Yes you can hunt them, and lots of people do.

I believe Carol posted a long thread a while back about the pig trap on her property and her native neighbor who killed and roasted the pigs that were trapped in it.

Shoot yeah, you can hunt them. Texas is full of them. Arkansas has it’s share. There’s a rasher(heh) of them living on our 90 acres. They haven’t got to the point of ruining stuff yet. When they do it’s bye-bye porky-pig. Mr.Wrekker won’t stand for it.
The problem is getting rid of the meat. Nobody wants wild hog. Mr.Wrekker says they are wormy as heck. In Texas some exotic animal farms buy the carcasses to feed their big cats.

That scene at the beginning of The Wizard of Oz movie where Dorothy snags her foot and tumbles into the hog pen to everyone’s consternation? It wasn’t the hard ground they were concerned about.

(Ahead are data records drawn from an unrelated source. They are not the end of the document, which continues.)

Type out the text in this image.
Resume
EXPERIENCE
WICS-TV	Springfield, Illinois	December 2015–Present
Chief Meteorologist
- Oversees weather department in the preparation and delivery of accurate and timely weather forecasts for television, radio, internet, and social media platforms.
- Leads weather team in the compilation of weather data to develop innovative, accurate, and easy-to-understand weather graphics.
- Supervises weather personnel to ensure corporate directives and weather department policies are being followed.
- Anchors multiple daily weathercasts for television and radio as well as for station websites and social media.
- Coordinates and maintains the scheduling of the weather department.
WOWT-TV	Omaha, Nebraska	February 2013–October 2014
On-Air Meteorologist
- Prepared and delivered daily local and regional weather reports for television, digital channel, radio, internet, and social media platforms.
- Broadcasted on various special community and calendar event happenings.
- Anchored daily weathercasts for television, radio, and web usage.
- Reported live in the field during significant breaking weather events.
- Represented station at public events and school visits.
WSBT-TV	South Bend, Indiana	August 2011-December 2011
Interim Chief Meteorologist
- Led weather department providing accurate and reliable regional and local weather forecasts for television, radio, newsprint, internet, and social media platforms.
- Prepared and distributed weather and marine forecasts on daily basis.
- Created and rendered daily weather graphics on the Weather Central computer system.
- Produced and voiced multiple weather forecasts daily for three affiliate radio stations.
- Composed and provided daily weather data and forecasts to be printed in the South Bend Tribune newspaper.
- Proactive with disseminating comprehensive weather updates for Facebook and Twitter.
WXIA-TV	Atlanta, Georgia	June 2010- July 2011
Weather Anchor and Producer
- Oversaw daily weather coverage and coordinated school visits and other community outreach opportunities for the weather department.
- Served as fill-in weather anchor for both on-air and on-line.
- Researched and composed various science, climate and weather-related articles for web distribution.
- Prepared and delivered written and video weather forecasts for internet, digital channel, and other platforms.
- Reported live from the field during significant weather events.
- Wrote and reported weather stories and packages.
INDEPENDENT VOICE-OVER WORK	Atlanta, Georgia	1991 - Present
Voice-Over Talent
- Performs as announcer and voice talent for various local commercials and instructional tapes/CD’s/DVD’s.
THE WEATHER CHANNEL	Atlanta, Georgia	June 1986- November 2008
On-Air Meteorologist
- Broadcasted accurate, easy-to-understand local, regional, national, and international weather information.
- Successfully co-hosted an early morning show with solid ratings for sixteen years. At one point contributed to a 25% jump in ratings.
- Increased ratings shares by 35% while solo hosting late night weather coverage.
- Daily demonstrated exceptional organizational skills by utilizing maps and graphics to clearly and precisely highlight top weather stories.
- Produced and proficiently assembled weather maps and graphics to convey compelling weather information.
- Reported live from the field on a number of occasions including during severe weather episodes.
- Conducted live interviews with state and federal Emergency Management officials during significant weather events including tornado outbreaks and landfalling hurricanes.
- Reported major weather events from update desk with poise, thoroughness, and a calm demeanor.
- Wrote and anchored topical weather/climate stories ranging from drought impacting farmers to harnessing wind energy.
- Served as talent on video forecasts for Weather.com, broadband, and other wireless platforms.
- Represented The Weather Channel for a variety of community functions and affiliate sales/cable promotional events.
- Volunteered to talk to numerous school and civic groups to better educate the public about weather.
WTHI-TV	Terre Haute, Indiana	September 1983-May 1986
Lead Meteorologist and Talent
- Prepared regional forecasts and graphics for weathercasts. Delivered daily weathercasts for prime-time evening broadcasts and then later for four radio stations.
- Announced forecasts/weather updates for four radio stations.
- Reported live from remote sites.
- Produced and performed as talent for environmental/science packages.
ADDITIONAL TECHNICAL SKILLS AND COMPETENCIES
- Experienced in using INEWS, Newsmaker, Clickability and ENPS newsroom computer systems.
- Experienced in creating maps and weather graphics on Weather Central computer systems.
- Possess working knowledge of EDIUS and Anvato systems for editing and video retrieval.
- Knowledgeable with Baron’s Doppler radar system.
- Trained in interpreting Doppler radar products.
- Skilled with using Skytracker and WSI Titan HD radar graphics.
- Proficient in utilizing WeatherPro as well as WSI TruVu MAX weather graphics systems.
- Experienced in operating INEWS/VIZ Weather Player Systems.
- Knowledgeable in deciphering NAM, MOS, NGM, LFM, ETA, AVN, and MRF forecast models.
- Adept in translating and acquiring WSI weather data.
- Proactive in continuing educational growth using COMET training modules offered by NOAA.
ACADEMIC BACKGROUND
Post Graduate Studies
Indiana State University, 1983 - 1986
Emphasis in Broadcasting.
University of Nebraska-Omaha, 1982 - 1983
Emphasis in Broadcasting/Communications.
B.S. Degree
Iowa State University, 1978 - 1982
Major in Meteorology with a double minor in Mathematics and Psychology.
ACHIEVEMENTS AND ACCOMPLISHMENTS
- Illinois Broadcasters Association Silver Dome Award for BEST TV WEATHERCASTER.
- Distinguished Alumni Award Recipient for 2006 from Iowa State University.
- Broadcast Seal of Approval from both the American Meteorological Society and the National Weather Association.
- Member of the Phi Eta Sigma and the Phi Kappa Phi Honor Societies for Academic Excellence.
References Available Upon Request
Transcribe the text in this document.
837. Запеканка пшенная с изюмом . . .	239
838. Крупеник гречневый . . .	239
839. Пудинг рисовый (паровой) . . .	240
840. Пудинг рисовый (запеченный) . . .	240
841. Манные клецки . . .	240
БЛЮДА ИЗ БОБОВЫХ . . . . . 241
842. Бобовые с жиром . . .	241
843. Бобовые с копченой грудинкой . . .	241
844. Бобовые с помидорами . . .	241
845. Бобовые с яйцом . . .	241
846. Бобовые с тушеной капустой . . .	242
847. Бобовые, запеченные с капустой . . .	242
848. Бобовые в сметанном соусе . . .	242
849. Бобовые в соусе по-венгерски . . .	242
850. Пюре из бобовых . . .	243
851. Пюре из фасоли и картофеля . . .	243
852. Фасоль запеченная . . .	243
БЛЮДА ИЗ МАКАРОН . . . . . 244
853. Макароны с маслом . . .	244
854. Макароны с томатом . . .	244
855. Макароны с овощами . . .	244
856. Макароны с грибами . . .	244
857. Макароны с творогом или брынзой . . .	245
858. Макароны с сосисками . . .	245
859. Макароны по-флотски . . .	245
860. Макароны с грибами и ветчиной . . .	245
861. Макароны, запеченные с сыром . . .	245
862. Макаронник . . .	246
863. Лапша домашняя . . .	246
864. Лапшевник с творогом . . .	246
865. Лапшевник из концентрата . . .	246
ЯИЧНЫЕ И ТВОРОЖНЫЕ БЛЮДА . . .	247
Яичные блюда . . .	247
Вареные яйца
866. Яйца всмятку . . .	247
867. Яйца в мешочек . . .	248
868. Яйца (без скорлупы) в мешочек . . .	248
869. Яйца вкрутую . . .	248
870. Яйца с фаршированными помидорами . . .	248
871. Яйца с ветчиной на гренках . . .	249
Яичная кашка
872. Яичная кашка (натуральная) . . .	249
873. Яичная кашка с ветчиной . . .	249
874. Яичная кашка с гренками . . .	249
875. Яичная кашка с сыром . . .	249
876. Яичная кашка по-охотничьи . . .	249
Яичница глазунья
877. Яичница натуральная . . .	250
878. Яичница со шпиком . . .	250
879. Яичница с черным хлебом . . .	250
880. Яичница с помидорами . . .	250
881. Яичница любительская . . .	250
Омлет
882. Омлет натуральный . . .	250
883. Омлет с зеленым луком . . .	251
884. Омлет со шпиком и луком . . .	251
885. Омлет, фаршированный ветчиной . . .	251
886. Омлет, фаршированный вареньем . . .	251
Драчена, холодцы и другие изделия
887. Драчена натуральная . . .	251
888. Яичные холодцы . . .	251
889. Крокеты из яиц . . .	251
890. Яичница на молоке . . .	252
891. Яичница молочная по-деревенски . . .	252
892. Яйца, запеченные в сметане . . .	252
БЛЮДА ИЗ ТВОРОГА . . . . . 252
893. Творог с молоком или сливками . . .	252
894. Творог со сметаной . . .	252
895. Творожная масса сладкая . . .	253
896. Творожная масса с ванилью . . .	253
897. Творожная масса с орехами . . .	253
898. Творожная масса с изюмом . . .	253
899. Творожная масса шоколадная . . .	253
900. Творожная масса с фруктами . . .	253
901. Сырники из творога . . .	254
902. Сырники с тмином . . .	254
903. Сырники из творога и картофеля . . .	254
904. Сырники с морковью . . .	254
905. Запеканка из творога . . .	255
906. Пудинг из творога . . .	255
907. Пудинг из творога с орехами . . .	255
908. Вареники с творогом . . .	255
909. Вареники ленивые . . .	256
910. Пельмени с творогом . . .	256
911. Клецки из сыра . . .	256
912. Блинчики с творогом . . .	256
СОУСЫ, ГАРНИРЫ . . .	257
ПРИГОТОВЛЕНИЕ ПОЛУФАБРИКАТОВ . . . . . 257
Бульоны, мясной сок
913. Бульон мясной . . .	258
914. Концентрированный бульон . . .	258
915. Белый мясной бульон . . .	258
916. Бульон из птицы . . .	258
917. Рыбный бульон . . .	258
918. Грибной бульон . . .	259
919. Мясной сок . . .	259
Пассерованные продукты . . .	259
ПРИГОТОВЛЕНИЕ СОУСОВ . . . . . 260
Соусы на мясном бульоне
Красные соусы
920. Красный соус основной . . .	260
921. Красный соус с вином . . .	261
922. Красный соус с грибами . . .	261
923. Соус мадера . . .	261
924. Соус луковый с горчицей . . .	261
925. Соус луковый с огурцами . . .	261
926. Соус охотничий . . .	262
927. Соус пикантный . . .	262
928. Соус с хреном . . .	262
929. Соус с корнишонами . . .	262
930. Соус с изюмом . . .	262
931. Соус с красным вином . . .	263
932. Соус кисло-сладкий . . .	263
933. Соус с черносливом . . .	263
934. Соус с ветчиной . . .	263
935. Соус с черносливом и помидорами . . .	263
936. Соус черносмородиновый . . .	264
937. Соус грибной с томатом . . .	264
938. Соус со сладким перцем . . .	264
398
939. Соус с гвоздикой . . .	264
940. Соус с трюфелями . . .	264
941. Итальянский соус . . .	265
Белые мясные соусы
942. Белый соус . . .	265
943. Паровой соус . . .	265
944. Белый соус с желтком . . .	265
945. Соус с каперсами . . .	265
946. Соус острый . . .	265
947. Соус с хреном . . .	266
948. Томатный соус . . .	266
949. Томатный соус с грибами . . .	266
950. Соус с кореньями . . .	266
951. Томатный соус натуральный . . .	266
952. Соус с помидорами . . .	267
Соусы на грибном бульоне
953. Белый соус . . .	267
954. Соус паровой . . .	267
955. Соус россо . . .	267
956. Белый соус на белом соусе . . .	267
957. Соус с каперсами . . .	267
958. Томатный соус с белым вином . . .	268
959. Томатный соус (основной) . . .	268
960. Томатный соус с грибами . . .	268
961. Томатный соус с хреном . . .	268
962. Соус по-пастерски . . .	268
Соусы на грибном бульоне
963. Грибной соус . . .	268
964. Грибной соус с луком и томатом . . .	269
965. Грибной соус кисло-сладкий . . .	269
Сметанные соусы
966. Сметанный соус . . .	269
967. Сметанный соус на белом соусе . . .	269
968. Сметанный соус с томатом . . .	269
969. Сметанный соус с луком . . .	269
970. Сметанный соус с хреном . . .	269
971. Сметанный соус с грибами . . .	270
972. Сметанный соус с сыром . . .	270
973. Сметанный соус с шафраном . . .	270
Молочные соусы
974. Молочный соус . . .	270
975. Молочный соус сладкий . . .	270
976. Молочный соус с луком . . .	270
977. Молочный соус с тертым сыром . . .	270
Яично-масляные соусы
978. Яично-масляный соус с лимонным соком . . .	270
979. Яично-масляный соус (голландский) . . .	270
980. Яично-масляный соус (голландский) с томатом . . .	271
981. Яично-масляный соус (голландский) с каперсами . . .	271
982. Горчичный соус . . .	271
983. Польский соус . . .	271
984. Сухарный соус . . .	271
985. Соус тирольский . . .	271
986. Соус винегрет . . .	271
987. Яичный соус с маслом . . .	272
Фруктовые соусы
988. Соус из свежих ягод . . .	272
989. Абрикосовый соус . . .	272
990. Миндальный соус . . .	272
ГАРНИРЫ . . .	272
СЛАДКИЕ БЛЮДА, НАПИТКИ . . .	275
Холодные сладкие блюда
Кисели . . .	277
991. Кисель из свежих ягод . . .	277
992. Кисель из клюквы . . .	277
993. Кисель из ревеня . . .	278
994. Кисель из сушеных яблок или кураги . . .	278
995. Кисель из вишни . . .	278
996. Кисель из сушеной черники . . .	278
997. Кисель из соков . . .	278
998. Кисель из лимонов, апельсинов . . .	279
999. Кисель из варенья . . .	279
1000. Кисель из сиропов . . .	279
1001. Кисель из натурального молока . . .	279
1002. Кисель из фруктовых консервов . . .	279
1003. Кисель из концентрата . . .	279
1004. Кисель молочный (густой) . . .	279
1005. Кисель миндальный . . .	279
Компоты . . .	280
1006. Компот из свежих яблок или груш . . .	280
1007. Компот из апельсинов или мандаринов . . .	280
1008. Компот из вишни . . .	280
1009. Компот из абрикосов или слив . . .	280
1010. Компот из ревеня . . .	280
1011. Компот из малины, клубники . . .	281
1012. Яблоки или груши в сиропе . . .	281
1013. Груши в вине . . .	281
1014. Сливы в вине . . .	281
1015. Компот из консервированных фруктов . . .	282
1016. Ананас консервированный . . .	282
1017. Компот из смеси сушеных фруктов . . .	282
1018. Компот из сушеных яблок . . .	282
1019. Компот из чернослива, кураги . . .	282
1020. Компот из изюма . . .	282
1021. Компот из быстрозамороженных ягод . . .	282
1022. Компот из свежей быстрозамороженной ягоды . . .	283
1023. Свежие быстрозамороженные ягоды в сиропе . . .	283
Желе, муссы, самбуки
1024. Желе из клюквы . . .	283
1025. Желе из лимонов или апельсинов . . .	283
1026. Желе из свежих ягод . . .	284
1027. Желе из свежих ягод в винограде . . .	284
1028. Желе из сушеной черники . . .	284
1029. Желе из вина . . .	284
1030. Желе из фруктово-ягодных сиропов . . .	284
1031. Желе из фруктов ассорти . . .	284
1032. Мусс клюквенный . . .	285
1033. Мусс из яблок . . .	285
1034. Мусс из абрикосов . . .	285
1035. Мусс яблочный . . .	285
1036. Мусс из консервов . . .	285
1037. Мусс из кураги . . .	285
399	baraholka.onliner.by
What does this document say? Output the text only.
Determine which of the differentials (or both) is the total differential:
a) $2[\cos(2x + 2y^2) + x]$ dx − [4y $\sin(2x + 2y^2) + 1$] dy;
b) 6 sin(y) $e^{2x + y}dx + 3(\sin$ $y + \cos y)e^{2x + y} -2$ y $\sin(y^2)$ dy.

There are wild boar where we used to live in the Shomron (a/k/a Samaria). They’d come out of the olive groves at night (they’re nocturnal) and dig up back yards and make lots of noise. Residents were told that if we were ever chased by a boar, zig-zag while running, since a boar’s eyesight isn’t that good. Also, even those with rifles were told not to shoot at the boars - the ammunition in their rifles wasn’t big enough to damage the boars.

Every once in a while, the local council would bring in professional boar hunters. That’s when we’d get text messages saying things like, “If you hear any gunshots in the wadi tonight between 22:00 and 02:00, it’s only the boar hunters.”

In the old legends, folks were terrified of cows (bulls), pigs (boars), sheep (rams), and deer (stags). just going into the wildnerness risked getting fucked up by animals that we now think of as domesticated.

Umm…

Alas poor post #11! I knew him, DesertDog: a post of infinite jest, of most excellent fancy: it hath borne me on his back a thousand times; and now, how abhorred in my imagination it is!

Ah. I overlooked that last part of post #11. Still, more than one farmer “got et by the hogs” when he was rendered helpless and when I saw the scene as a tot, I thought it was the tumble they were worried about, not where she’d landed.

There was a craze of having pot-bellied pigs and kunekune pigs as pets. They are pretty small and presumably less dangerous. My local children’s petting zoo has kunekune pigs, so they must be pretty safe.

Old Yeller is where I learned pigs are not to be trifled with. They’d just finished fucking up the dog and I turned and looked at Mom who (having been a farm-born Arkansas girl) confirmed they were dangerous precisely because they were absolutely hateful savages that don’t look particularly dangerous. Her mom had her leg gnawed pretty badly (this would have been in the late 40s-early 50s) and it was apparently a pretty impressive feat that she didn’t lose the leg. I always feel a sense of turnabout when I eat pork. Like “We won…this time.”

There was an episode of Criminal Minds that had the bad guys feeding their victims to the pigs.

https://www.videodetective.com/tv/criminal-minds-to-hell-and-back/457159

Animals were sometimes put on trial in the Middle Ages, but it was usually connected with local political intrigues.